Saturday was a day of plans. We had a long list of things to do – as always – and didn’t really get many of them done. Aside from catching up on sleep and not surfacing till well after 11am we didn’t really get going until after some particularly awesome bacon and fried egg bagels. Not the most healthy of foods but you have to treat yourself once in a while.

After spending most of the afternoon tidying up the kitchen I set to making this awesome dish. I don’t really think you can mess this up. It takes time – but it isn’t attended time. You just have lots of baking to do – and waiting in the meantime.

We spent the afternoon and evening watching Red Cliff. It’s a two part – 5 hours in all – Chinese epic by John Woo. If you haven’t seen it you should. If you end up watching the cut 90 minute version then sad times for you – you missed out on 5 hours of amazing cinema.

This recipe is – you guessed it – also from Hugh Fearnley Whittingstall’s River Cottage Light and Easy book. It certainly is easy.

Simply quarter and roast some shallots with some thyme in an ovenproof casserole until they are soft – almost caramelising. Add chestnut mushrooms, garlic and balsamic vinegar and roast some more. Finally add stock and risotto rice and roast until the stock has absorbed into the rice. It took about an hour for me.

I have to say half way through I didn’t think it was going to work – but in the remaining 15 minutes all the stock got absorbed into the rice and it was a gorgeous gloopy consistency just like a proper risotto.

Oven Baked Shallot and Mushroom Risotto - Pan

You’ll note there is not cheese or dairy in this at all. It’s very healthy indeed. There’s only a tablespoon of oil in the whole thing!  And it tastes just as good as any risotto you’ll eat.

There’s a serving suggestion of drizzling chilli oil over it – but we didn’t bother with that. I didn’t have any – didn’t want to make it – and decided that Freya might not enjoy the chilli addition.

As easy dishes go, this really is. Barely any washing up. Essentially a one pot dish. One knife quartered the onions and chopped up the mushrooms into large chunks – but that’s it. A very tidy dish. I’ll certainly be making it again.

Parsnip, Chorizo, Kale and Lentils

Parsnip, Chorizo, Kale and Lentils

After our gym workout and eggnog I threw this together in about 20 minutes. It really only has four ingredients – those in the title. There is a little rapeseed oil and rosemary too.

This very quick and easy dinner comes courtesy of Hugh Fearnley Whittingstall (again) and the River Cottage Light and Easy book. I love this book.
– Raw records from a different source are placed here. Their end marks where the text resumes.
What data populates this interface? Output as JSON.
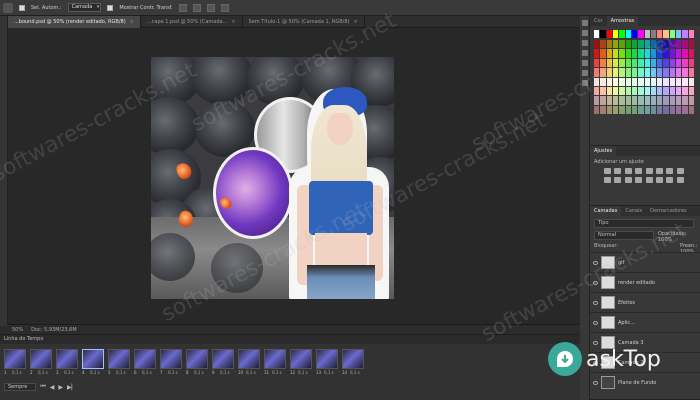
{
  "options": {
    "auto_select_label": "Sel. Autom.:",
    "layer_select": "Camada",
    "show_transform_label": "Mostrar Contr. Transf."
  },
  "tabs": [
    {
      "label": "...bound.psd @ 50% (render editado, RGB/8)",
      "close": "×"
    },
    {
      "label": "...capa 1.psd @ 50% (Camada...",
      "close": "×"
    },
    {
      "label": "Sem Título-1 @ 50% (Camada 1, RGB/8)",
      "close": "×"
    }
  ],
  "status": {
    "zoom": "50%",
    "doc": "Doc: 5,93M/23,6M"
  },
  "timeline": {
    "title": "Linha do Tempo",
    "frames": [
      {
        "num": "1",
        "delay": "0,1 s"
      },
      {
        "num": "2",
        "delay": "0,1 s"
      },
      {
        "num": "3",
        "delay": "0,1 s"
      },
      {
        "num": "4",
        "delay": "0,1 s"
      },
      {
        "num": "5",
        "delay": "0,1 s"
      },
      {
        "num": "6",
        "delay": "0,1 s"
      },
      {
        "num": "7",
        "delay": "0,1 s"
      },
      {
        "num": "8",
        "delay": "0,1 s"
      },
      {
        "num": "9",
        "delay": "0,1 s"
      },
      {
        "num": "10",
        "delay": "0,1 s"
      },
      {
        "num": "11",
        "delay": "0,1 s"
      },
      {
        "num": "12",
        "delay": "0,1 s"
      },
      {
        "num": "13",
        "delay": "0,1 s"
      },
      {
        "num": "14",
        "delay": "0,1 s"
      }
    ],
    "selected_frame": 4,
    "loop_label": "Sempre",
    "controls": [
      "⏮",
      "◀",
      "▶",
      "▶▏"
    ]
  },
  "panels": {
    "color_tabs": [
      "Cor",
      "Amostras"
    ],
    "swatch_colors": [
      "#ffffff",
      "#000000",
      "#ff0000",
      "#ffff00",
      "#00ff00",
      "#00ffff",
      "#0000ff",
      "#ff00ff",
      "#c0c0c0",
      "#808080",
      "#ff8080",
      "#ffc080",
      "#80ff80",
      "#80c0ff",
      "#c080ff",
      "#ff80c0"
    ],
    "adjust_tab": "Ajustes",
    "adjust_hint": "Adicionar um ajuste",
    "layers_tabs": [
      "Camadas",
      "Canais",
      "Demarcadores"
    ],
    "kind_label": "Tipo",
    "blend_mode": "Normal",
    "opacity_label": "Opacidade: 100%",
    "lock_label": "Bloquear:",
    "fill_label": "Preen.: 100%",
    "layers": [
      {
        "name": "gif"
      },
      {
        "name": "render editado"
      },
      {
        "name": "Efeitos"
      },
      {
        "name": "Aplic..."
      },
      {
        "name": "Camada 3"
      },
      {
        "name": "Camada 2"
      },
      {
        "name": "Plano de Fundo"
      }
    ]
  },
  "watermark": {
    "text": "softwares-cracks.net",
    "logo_text": "askTop"
  }
}
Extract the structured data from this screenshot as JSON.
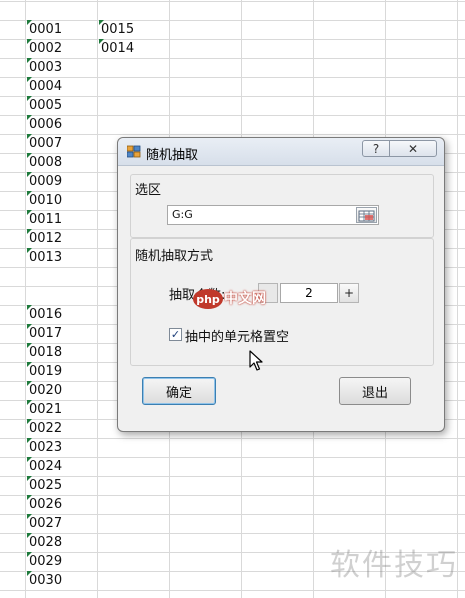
{
  "sheet": {
    "column_a": [
      "0001",
      "0002",
      "0003",
      "0004",
      "0005",
      "0006",
      "0007",
      "0008",
      "0009",
      "0010",
      "0011",
      "0012",
      "0013",
      "",
      "",
      "0016",
      "0017",
      "0018",
      "0019",
      "0020",
      "0021",
      "0022",
      "0023",
      "0024",
      "0025",
      "0026",
      "0027",
      "0028",
      "0029",
      "0030"
    ],
    "column_b": [
      "0015",
      "0014"
    ]
  },
  "dialog": {
    "title": "随机抽取",
    "help_glyph": "?",
    "close_glyph": "✕",
    "range_section": "选区",
    "range_value": "G:G",
    "method_section": "随机抽取方式",
    "count_label": "抽取个数:",
    "count_value": "2",
    "plus_label": "+",
    "clear_checked": true,
    "clear_label": "抽中的单元格置空",
    "ok_label": "确定",
    "exit_label": "退出"
  },
  "overlay": {
    "site_logo": "php",
    "site_text": "中文网",
    "watermark": "软件技巧"
  },
  "colors": {
    "grid": "#d9d9d9",
    "cell_marker": "#1e7a3c",
    "dialog_bg": "#f0f0f0",
    "php_logo_red": "#c0392b"
  }
}
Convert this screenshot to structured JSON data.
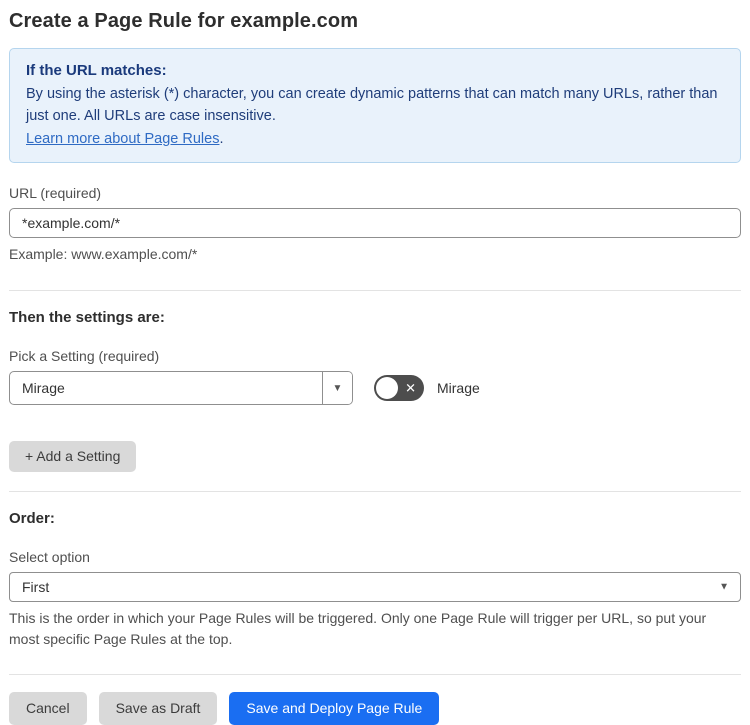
{
  "page": {
    "title": "Create a Page Rule for example.com"
  },
  "info_box": {
    "heading": "If the URL matches:",
    "body": "By using the asterisk (*) character, you can create dynamic patterns that can match many URLs, rather than just one. All URLs are case insensitive.",
    "link_label": "Learn more about Page Rules",
    "link_suffix": "."
  },
  "url_field": {
    "label": "URL (required)",
    "value": "*example.com/*",
    "helper": "Example: www.example.com/*"
  },
  "settings_section": {
    "heading": "Then the settings are:",
    "picker_label": "Pick a Setting (required)",
    "picker_value": "Mirage",
    "toggle_label": "Mirage",
    "toggle_state": "off",
    "add_button_label": "+ Add a Setting"
  },
  "order_section": {
    "heading": "Order:",
    "select_label": "Select option",
    "select_value": "First",
    "helper": "This is the order in which your Page Rules will be triggered. Only one Page Rule will trigger per URL, so put your most specific Page Rules at the top."
  },
  "footer": {
    "cancel_label": "Cancel",
    "save_draft_label": "Save as Draft",
    "save_deploy_label": "Save and Deploy Page Rule"
  },
  "icons": {
    "dropdown_arrow": "▼",
    "toggle_x": "✕"
  },
  "colors": {
    "accent_blue": "#1a6ef2",
    "info_bg": "#e9f2fb",
    "info_border": "#b5d5ee",
    "info_text": "#1f3d7a",
    "link_blue": "#2f6bc4",
    "toggle_off_bg": "#4d4d4d",
    "gray_button_bg": "#d9d9d9"
  }
}
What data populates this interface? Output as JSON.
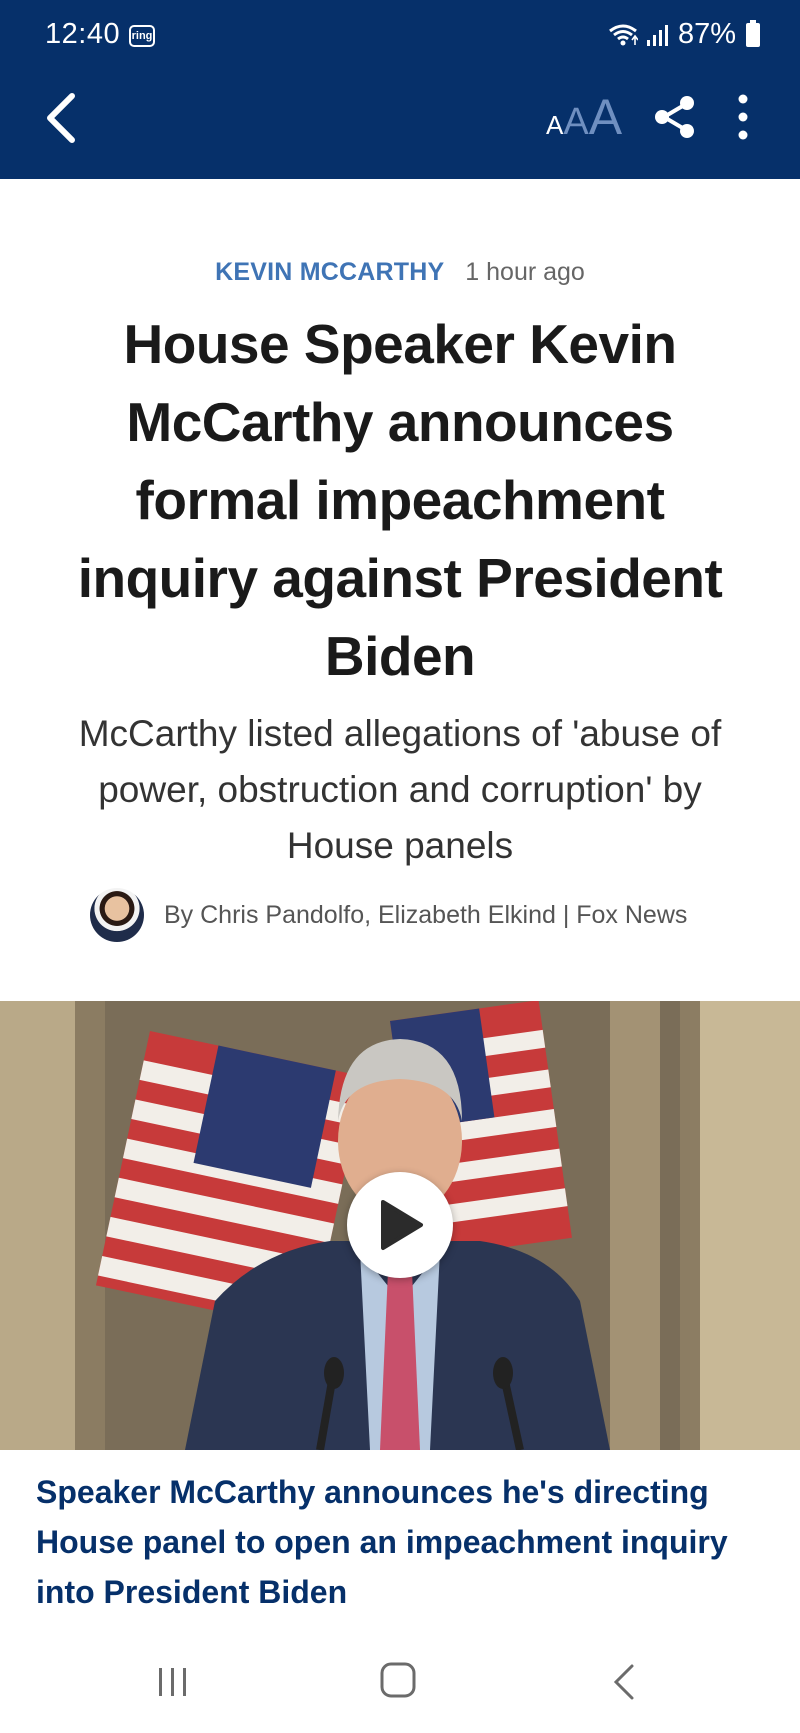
{
  "status_bar": {
    "time": "12:40",
    "ring_badge": "ring",
    "battery": "87%",
    "icons": [
      "wifi-icon",
      "signal-icon",
      "battery-icon"
    ]
  },
  "app_bar": {
    "font_size_glyphs": [
      "A",
      "A",
      "A"
    ],
    "icons": [
      "back-arrow-icon",
      "font-size-icon",
      "share-icon",
      "more-vertical-icon"
    ],
    "colors": {
      "background": "#06306a",
      "accent_muted": "#6f8fc0"
    }
  },
  "article": {
    "category": "KEVIN MCCARTHY",
    "time_ago": "1 hour ago",
    "headline": "House Speaker Kevin McCarthy announces formal impeachment inquiry against President Biden",
    "subheadline": "McCarthy listed allegations of 'abuse of power, obstruction and corruption' by House panels",
    "byline": "By Chris Pandolfo, Elizabeth Elkind | Fox News",
    "colors": {
      "category": "#3f74b5",
      "headline": "#1a1a1a"
    }
  },
  "video": {
    "caption": "Speaker McCarthy announces he's directing House panel to open an impeachment inquiry into President Biden",
    "icon": "play-icon"
  },
  "nav_bar": {
    "icons": [
      "recent-apps-icon",
      "home-icon",
      "back-icon"
    ]
  }
}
I’ve yet to find anything challenging or time consuming – and that’s what you want when you don’t get in until 9pm on a Friday night.

This is a genius dish and is all done in one pan. Just grab a big pan and fry some sliced parsnips with chopped rosemary until they take on some colour. Then add the chorizo and let the oils and the spice work their way into the veg. Finally stir in the kale and pre-cooked Puy Lentils and wait for the kale to wilt – all the while stiring the pan.

And that’s it. Significantly less time than it took to make eggnog! Took me 10 minutes to beat egg whites!

We ate this whilst watching The Maze Runner. Not a very impressive film in my opinion but I think I’ve been spoilt by good films of late. Tonight I think we are going to start with the 4 hour epic Red Cliff!

Anyway, this is very tasty and a very filling meal. I loved it. Freya found it a little salty but I think that was my fault with the seasoning. We munched through it in no time. I’ll definitely be making this again – probably very soon given I have all the same ingredients left over and need to use them up!